Corbetti Geothermal, the company that is developing the Corbetti geothermal project in Ethiopia, has recently launched the de-qualification process for the drilling of several heat wells. Corbetti Geothermal wants to build a 150 MWe (Megawatts electric) geothermal steam power plant in the Oromia region of Ethiopia.

Following the signing of the power purchase agreement (PPA) with the Ethiopian authorities a few weeks ago, Corbetti Geothermal has just launched a call for tenders for companies specialising in geothermal drilling.
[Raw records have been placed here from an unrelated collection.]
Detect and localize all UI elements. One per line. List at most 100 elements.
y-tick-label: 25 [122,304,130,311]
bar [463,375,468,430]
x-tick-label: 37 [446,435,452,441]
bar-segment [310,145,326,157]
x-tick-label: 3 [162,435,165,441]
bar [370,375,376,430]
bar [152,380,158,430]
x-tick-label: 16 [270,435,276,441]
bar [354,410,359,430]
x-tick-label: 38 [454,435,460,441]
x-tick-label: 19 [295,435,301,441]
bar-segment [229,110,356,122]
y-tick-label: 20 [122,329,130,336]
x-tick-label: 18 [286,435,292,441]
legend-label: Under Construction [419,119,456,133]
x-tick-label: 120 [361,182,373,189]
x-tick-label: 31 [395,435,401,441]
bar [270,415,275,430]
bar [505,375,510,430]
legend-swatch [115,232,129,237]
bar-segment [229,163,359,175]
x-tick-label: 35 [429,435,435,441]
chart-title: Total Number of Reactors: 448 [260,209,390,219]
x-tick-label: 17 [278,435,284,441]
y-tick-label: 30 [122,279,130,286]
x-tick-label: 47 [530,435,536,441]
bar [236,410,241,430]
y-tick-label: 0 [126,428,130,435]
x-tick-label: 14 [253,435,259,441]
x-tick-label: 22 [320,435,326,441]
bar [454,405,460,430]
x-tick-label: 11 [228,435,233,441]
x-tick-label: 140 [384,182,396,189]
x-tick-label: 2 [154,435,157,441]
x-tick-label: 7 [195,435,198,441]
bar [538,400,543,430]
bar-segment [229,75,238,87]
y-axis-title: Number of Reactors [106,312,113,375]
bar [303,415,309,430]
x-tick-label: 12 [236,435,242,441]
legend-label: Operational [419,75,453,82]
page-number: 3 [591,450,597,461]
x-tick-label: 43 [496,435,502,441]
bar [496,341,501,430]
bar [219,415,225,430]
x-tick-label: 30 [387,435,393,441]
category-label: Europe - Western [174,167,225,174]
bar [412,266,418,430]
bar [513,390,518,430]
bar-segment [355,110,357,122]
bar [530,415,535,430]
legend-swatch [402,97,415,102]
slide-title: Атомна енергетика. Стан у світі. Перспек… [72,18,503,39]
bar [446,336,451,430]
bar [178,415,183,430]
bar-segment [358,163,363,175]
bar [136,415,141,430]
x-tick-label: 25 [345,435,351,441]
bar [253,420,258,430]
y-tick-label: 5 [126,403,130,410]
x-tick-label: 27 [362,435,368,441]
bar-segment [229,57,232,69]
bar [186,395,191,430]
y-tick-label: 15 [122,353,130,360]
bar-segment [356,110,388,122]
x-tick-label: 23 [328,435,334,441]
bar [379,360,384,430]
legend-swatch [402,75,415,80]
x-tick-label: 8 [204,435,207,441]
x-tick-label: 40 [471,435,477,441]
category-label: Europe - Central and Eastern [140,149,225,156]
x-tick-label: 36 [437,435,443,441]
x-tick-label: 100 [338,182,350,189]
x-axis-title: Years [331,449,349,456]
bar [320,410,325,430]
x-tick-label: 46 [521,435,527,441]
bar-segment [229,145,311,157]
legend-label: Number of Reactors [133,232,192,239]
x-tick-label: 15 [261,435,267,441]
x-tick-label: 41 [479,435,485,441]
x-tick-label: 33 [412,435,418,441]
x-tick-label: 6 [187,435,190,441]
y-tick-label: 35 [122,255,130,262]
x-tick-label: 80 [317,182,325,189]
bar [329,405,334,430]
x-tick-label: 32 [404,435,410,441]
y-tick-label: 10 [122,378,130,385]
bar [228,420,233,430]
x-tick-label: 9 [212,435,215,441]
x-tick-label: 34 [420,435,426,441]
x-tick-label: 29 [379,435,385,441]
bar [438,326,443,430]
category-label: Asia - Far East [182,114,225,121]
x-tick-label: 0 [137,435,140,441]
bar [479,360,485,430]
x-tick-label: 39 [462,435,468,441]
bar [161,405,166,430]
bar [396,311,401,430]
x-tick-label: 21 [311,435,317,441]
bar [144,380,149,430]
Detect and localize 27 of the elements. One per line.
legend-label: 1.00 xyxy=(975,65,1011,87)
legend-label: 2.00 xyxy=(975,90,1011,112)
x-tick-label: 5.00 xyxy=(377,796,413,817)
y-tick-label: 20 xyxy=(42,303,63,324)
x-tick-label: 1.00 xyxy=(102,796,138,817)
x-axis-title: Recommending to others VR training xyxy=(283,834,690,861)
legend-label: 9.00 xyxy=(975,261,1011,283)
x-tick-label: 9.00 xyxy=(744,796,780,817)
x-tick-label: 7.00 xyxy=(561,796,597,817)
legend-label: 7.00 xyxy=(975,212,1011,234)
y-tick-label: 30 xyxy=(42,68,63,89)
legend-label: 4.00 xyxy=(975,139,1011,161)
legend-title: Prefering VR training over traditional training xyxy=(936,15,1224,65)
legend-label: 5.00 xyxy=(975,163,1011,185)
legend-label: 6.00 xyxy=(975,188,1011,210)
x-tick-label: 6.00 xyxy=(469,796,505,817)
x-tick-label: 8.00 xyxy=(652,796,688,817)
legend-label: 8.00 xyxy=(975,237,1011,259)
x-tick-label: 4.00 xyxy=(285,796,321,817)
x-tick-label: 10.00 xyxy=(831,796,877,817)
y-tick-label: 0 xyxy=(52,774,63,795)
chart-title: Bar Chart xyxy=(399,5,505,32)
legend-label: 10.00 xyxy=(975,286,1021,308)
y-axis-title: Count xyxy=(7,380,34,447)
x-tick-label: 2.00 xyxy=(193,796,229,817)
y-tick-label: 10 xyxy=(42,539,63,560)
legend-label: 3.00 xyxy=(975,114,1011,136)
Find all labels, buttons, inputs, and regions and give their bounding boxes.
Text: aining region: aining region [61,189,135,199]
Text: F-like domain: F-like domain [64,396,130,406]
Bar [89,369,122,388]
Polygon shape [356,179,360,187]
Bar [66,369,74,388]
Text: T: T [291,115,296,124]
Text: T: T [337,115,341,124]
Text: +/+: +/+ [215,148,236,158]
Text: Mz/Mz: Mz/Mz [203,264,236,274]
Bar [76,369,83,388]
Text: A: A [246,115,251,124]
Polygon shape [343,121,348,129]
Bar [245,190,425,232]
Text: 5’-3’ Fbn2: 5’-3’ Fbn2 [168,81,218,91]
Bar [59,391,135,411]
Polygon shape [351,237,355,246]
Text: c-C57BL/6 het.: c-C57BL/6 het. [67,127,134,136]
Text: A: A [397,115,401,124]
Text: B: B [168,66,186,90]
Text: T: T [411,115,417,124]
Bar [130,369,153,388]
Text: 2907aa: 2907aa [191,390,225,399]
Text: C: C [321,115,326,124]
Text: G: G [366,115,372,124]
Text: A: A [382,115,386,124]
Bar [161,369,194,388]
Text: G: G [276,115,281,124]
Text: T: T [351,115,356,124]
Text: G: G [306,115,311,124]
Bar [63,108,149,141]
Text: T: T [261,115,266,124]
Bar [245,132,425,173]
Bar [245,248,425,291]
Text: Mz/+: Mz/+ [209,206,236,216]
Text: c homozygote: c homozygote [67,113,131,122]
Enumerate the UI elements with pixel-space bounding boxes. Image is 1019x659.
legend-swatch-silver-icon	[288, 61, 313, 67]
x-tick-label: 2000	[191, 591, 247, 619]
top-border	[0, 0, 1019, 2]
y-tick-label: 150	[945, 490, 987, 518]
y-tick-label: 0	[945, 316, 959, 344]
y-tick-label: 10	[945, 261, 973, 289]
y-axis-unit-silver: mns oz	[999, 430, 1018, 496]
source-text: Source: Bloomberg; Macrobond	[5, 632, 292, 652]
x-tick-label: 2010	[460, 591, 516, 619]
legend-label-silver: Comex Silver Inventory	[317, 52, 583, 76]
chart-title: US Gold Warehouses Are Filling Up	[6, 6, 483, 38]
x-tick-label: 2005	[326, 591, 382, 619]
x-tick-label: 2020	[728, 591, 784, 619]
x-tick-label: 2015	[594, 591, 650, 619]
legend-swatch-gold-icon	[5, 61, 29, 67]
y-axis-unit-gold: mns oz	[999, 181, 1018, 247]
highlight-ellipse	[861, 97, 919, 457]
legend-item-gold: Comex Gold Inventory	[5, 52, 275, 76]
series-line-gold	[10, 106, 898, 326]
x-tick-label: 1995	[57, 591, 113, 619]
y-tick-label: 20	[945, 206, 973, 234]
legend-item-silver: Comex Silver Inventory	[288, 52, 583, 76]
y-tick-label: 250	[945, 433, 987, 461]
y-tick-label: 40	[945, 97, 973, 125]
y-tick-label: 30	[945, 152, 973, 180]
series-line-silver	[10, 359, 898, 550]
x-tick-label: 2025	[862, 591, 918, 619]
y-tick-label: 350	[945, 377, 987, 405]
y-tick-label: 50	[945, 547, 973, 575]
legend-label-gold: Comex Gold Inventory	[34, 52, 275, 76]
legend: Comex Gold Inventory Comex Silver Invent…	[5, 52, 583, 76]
The company set up for the development of this geothermal project indicates that the companies selected in this call for expressions of interest will participate in the second qualification phase.

Corbetti Geothermal indicates that the detailed tender documents will be provided subsequently, i.e. after the pre-selection. The company also plans to award the drilling contract in the last three months of 2020. The company selected at the end of the process will be responsible for drilling three geothermal exploration wells and up to 26 production wells.

A first 150 MWe power plant

Corbetti Geothermal is a consortium formed by Berkeley Energy, Iceland Drilling and Reykjavik Geothermal and InfraCo Africa, a subsidiary of Private Infrastructure Development Group (PIDG). The company says it holds a license that will allow it to develop up to 500 MWe of electricity in the caldera, the great depression formed by the collapse of the upper cone of the Corbetti volcano following intense and rapid eruptions in the Oromia region of Ethiopia.

According to Corbetti Geothermal, numerous surface studies have shown that this caldera has a significant geothermal potential that could lead to the development of a project capable of producing 500 MWe. In March 2020, the company signed a Power Purchase Agreement (PPA) with the state-owned Ethiopian Electric Power (EEP) and a Support Agreement (SA) with the Ethiopian government.

The PPA defines the commercial terms of a 150 MWe project, divided into two phases of 50 MWe and 100 MWe. “The PPA also grants the company a right of first refusal on any new geothermal expansion up to 500 MWe (Megawatts electric). The contracts are in the process of being made effective by the government through the satisfaction of a number of pre-conditions. A quick resolution is expected”, says Corbetti Geothermal.